Recently, the Index team of Bilibili (B站) announced the full open-source release of its self-developed text-to-speech (TTS) system - IndexTTS-2.0. This system features controllable emotions and adjustable duration, marking an important step forward in the practical application of zero-shot TTS technology.

image.png

In the field of speech synthesis, controlling duration and expressing emotion have always been technical challenges in the industry. To overcome these issues, IndexTTS-2.0 introduced two core innovations: first, the time encoding mechanism. This mechanism was first applied in the autoregressive TTS architecture, greatly improving the accuracy of speech duration control, making the generated speech more stable and natural, and allowing precise control over the rhythm of speech. Second, the disentangled modeling of voice and emotion. The system uses an innovative disentangled modeling approach, allowing users to choose from various emotional adjustment methods, including a single audio reference, independent emotional reference audio, emotional vectors, and text descriptions. This flexibility significantly enhances the expressiveness of synthesized speech, meeting users' diverse needs for emotional expression.

According to official examples, IndexTTS-2.0 can be widely applied in AI dubbing, audiobooks, animated comics, video translation, voice dialogue, and podcast production, expanding the boundaries of speech synthesis technology. Especially in terms of global content export, IndexTTS-2.0 provides important technical support, enabling cross-language videos to achieve a near "difference-free" localized experience. Whether it's Chinese users watching foreign content or overseas users watching Chinese videos, they can enjoy a more natural and immersive auditory experience while preserving the original voice style and emotion. This technological breakthrough reduces the barriers for high-quality content to spread across languages, providing a solid foundation for the global implementation of AIGC technology.

Currently, the project paper, complete code, model weights, and online demo page of IndexTTS-2.0 have been released simultaneously.

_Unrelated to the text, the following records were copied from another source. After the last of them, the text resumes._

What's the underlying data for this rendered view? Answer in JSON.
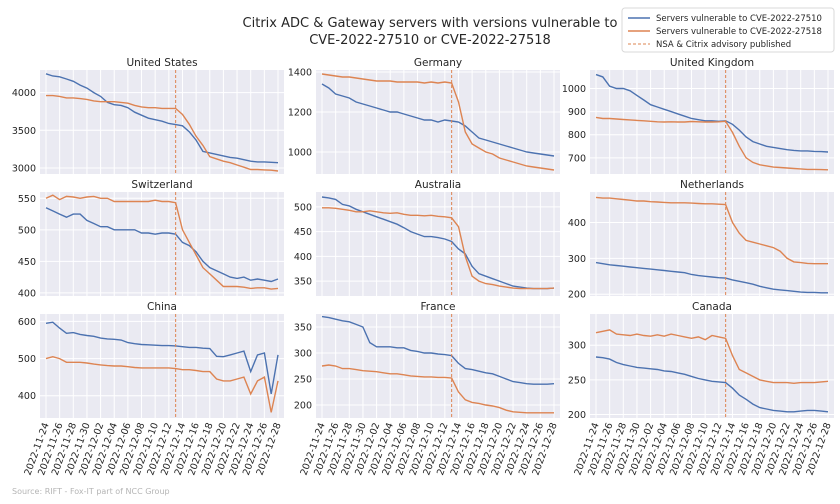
{
  "title_line1": "Citrix ADC & Gateway servers with versions vulnerable to",
  "title_line2": "CVE-2022-27510 or CVE-2022-27518",
  "source": "Source: RIFT - Fox-IT part of NCC Group",
  "legend": [
    {
      "label": "Servers vulnerable to CVE-2022-27510",
      "color": "#4c72b0",
      "style": "solid"
    },
    {
      "label": "Servers vulnerable to CVE-2022-27518",
      "color": "#dd8452",
      "style": "solid"
    },
    {
      "label": "NSA & Citrix advisory published",
      "color": "#dd8452",
      "style": "dashed"
    }
  ],
  "chart_data": {
    "type": "line",
    "x": [
      "2022-11-24",
      "2022-11-25",
      "2022-11-26",
      "2022-11-27",
      "2022-11-28",
      "2022-11-29",
      "2022-11-30",
      "2022-12-01",
      "2022-12-02",
      "2022-12-03",
      "2022-12-04",
      "2022-12-05",
      "2022-12-06",
      "2022-12-07",
      "2022-12-08",
      "2022-12-09",
      "2022-12-10",
      "2022-12-11",
      "2022-12-12",
      "2022-12-13",
      "2022-12-14",
      "2022-12-15",
      "2022-12-16",
      "2022-12-17",
      "2022-12-18",
      "2022-12-19",
      "2022-12-20",
      "2022-12-21",
      "2022-12-22",
      "2022-12-23",
      "2022-12-24",
      "2022-12-25",
      "2022-12-26",
      "2022-12-27",
      "2022-12-28"
    ],
    "xticks": [
      "2022-11-24",
      "2022-11-26",
      "2022-11-28",
      "2022-11-30",
      "2022-12-02",
      "2022-12-04",
      "2022-12-06",
      "2022-12-08",
      "2022-12-10",
      "2022-12-12",
      "2022-12-14",
      "2022-12-16",
      "2022-12-18",
      "2022-12-20",
      "2022-12-22",
      "2022-12-24",
      "2022-12-26",
      "2022-12-28"
    ],
    "advisory_date": "2022-12-13",
    "series_names": [
      "Servers vulnerable to CVE-2022-27510",
      "Servers vulnerable to CVE-2022-27518"
    ],
    "grid": true,
    "legend_placement": "top-right",
    "panels": [
      {
        "name": "United States",
        "ylim": [
          2920,
          4300
        ],
        "yticks": [
          3000,
          3500,
          4000
        ],
        "s27510": [
          4250,
          4220,
          4210,
          4180,
          4150,
          4100,
          4060,
          4000,
          3950,
          3870,
          3840,
          3830,
          3800,
          3740,
          3700,
          3660,
          3640,
          3620,
          3590,
          3575,
          3560,
          3480,
          3370,
          3220,
          3200,
          3180,
          3160,
          3140,
          3130,
          3110,
          3090,
          3080,
          3080,
          3075,
          3070
        ],
        "s27518": [
          3960,
          3960,
          3950,
          3930,
          3930,
          3920,
          3910,
          3890,
          3880,
          3880,
          3880,
          3870,
          3860,
          3830,
          3810,
          3800,
          3800,
          3790,
          3790,
          3790,
          3710,
          3580,
          3420,
          3300,
          3150,
          3120,
          3090,
          3070,
          3040,
          3010,
          2980,
          2980,
          2975,
          2970,
          2960
        ]
      },
      {
        "name": "Germany",
        "ylim": [
          890,
          1410
        ],
        "yticks": [
          1000,
          1200,
          1400
        ],
        "s27510": [
          1340,
          1320,
          1290,
          1280,
          1270,
          1250,
          1240,
          1230,
          1220,
          1210,
          1200,
          1200,
          1190,
          1180,
          1170,
          1160,
          1160,
          1150,
          1160,
          1155,
          1150,
          1130,
          1100,
          1070,
          1060,
          1050,
          1040,
          1030,
          1020,
          1010,
          1000,
          995,
          990,
          985,
          980
        ],
        "s27518": [
          1390,
          1385,
          1380,
          1375,
          1375,
          1370,
          1365,
          1360,
          1355,
          1355,
          1355,
          1350,
          1350,
          1350,
          1350,
          1345,
          1350,
          1345,
          1350,
          1345,
          1250,
          1100,
          1040,
          1020,
          1000,
          990,
          970,
          960,
          950,
          940,
          930,
          925,
          920,
          915,
          910
        ]
      },
      {
        "name": "United Kingdom",
        "ylim": [
          630,
          1080
        ],
        "yticks": [
          700,
          800,
          900,
          1000
        ],
        "s27510": [
          1060,
          1050,
          1010,
          1000,
          1000,
          990,
          970,
          950,
          930,
          920,
          910,
          900,
          890,
          880,
          870,
          865,
          860,
          860,
          858,
          860,
          845,
          820,
          790,
          770,
          760,
          750,
          745,
          740,
          735,
          732,
          730,
          730,
          728,
          727,
          725
        ],
        "s27518": [
          875,
          870,
          870,
          868,
          866,
          864,
          862,
          860,
          858,
          856,
          855,
          856,
          855,
          855,
          857,
          856,
          855,
          855,
          856,
          858,
          810,
          750,
          700,
          680,
          670,
          665,
          660,
          658,
          656,
          654,
          652,
          650,
          650,
          649,
          648
        ]
      },
      {
        "name": "Switzerland",
        "ylim": [
          395,
          560
        ],
        "yticks": [
          400,
          450,
          500,
          550
        ],
        "s27510": [
          535,
          530,
          525,
          520,
          525,
          525,
          515,
          510,
          505,
          505,
          500,
          500,
          500,
          500,
          495,
          495,
          493,
          495,
          495,
          493,
          480,
          475,
          465,
          450,
          440,
          435,
          430,
          425,
          423,
          425,
          420,
          422,
          420,
          418,
          422
        ],
        "s27518": [
          550,
          555,
          548,
          553,
          552,
          550,
          552,
          553,
          550,
          550,
          545,
          545,
          545,
          545,
          545,
          545,
          547,
          545,
          545,
          543,
          500,
          480,
          460,
          440,
          430,
          420,
          410,
          410,
          410,
          409,
          407,
          408,
          408,
          406,
          407
        ]
      },
      {
        "name": "Australia",
        "ylim": [
          320,
          530
        ],
        "yticks": [
          350,
          400,
          450,
          500
        ],
        "s27510": [
          520,
          518,
          515,
          505,
          502,
          495,
          490,
          485,
          480,
          475,
          470,
          465,
          458,
          450,
          445,
          440,
          440,
          438,
          435,
          430,
          415,
          405,
          380,
          365,
          360,
          355,
          350,
          345,
          340,
          338,
          336,
          335,
          335,
          335,
          336
        ],
        "s27518": [
          498,
          498,
          497,
          495,
          493,
          490,
          490,
          492,
          490,
          488,
          487,
          488,
          485,
          483,
          483,
          482,
          483,
          481,
          480,
          478,
          460,
          400,
          360,
          350,
          345,
          343,
          340,
          338,
          336,
          335,
          335,
          335,
          335,
          335,
          336
        ]
      },
      {
        "name": "Netherlands",
        "ylim": [
          195,
          485
        ],
        "yticks": [
          200,
          300,
          400
        ],
        "s27510": [
          288,
          285,
          282,
          280,
          278,
          276,
          274,
          272,
          270,
          268,
          266,
          264,
          262,
          260,
          255,
          252,
          250,
          248,
          246,
          245,
          240,
          236,
          232,
          228,
          222,
          218,
          214,
          212,
          210,
          208,
          206,
          205,
          205,
          204,
          204
        ],
        "s27518": [
          470,
          468,
          468,
          466,
          464,
          462,
          460,
          460,
          458,
          457,
          456,
          455,
          455,
          455,
          454,
          453,
          452,
          452,
          451,
          450,
          400,
          370,
          350,
          345,
          340,
          335,
          330,
          320,
          300,
          290,
          288,
          286,
          285,
          285,
          285
        ]
      },
      {
        "name": "China",
        "ylim": [
          340,
          620
        ],
        "yticks": [
          400,
          500,
          600
        ],
        "s27510": [
          595,
          598,
          582,
          568,
          570,
          565,
          562,
          560,
          555,
          553,
          552,
          550,
          543,
          540,
          538,
          537,
          536,
          535,
          535,
          534,
          532,
          530,
          530,
          528,
          527,
          506,
          505,
          510,
          515,
          520,
          465,
          510,
          515,
          405,
          510
        ],
        "s27518": [
          500,
          505,
          500,
          490,
          490,
          490,
          488,
          485,
          483,
          481,
          480,
          480,
          478,
          476,
          475,
          475,
          475,
          475,
          475,
          473,
          470,
          470,
          468,
          465,
          465,
          445,
          440,
          440,
          445,
          450,
          405,
          440,
          450,
          355,
          440
        ]
      },
      {
        "name": "France",
        "ylim": [
          175,
          375
        ],
        "yticks": [
          200,
          250,
          300,
          350
        ],
        "s27510": [
          370,
          368,
          365,
          362,
          360,
          355,
          350,
          320,
          312,
          312,
          312,
          310,
          310,
          305,
          303,
          300,
          300,
          298,
          297,
          295,
          280,
          270,
          268,
          265,
          262,
          260,
          255,
          250,
          245,
          243,
          241,
          240,
          240,
          240,
          241
        ],
        "s27518": [
          275,
          277,
          275,
          270,
          270,
          268,
          266,
          265,
          264,
          262,
          260,
          260,
          258,
          256,
          255,
          254,
          254,
          253,
          253,
          252,
          225,
          210,
          205,
          203,
          200,
          198,
          195,
          190,
          187,
          186,
          185,
          185,
          185,
          185,
          185
        ]
      },
      {
        "name": "Canada",
        "ylim": [
          195,
          345
        ],
        "yticks": [
          200,
          250,
          300
        ],
        "s27510": [
          283,
          282,
          280,
          275,
          272,
          270,
          268,
          267,
          266,
          265,
          263,
          262,
          260,
          258,
          255,
          252,
          250,
          248,
          247,
          246,
          238,
          228,
          222,
          215,
          210,
          208,
          206,
          205,
          204,
          204,
          205,
          206,
          206,
          205,
          204
        ],
        "s27518": [
          318,
          320,
          322,
          316,
          315,
          314,
          316,
          314,
          313,
          315,
          313,
          316,
          314,
          312,
          310,
          312,
          308,
          314,
          312,
          310,
          285,
          265,
          260,
          255,
          250,
          248,
          246,
          246,
          246,
          245,
          246,
          246,
          246,
          247,
          248
        ]
      }
    ]
  }
}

The IndexTTS team stated that they will continue to optimize model performance and collaborate with the developer community to promote the construction of a voice technology ecosystem for multilingual communication and global cultural connectivity.

Online demo address:

https://huggingface.co/spaces/IndexTeam/IndexTTS-2-Demo

Key points:

🌟 B站's IndexTTS-2.0 system is fully open-sourced and has the functions of controllable emotions and adjustable duration.  

🕒 The system introduces a time encoding mechanism and disentangled modeling, enhancing the naturalness and expressiveness of speech synthesis.  

🌍 The system provides technical support for global content export, offering a better localized experience for cross-language videos.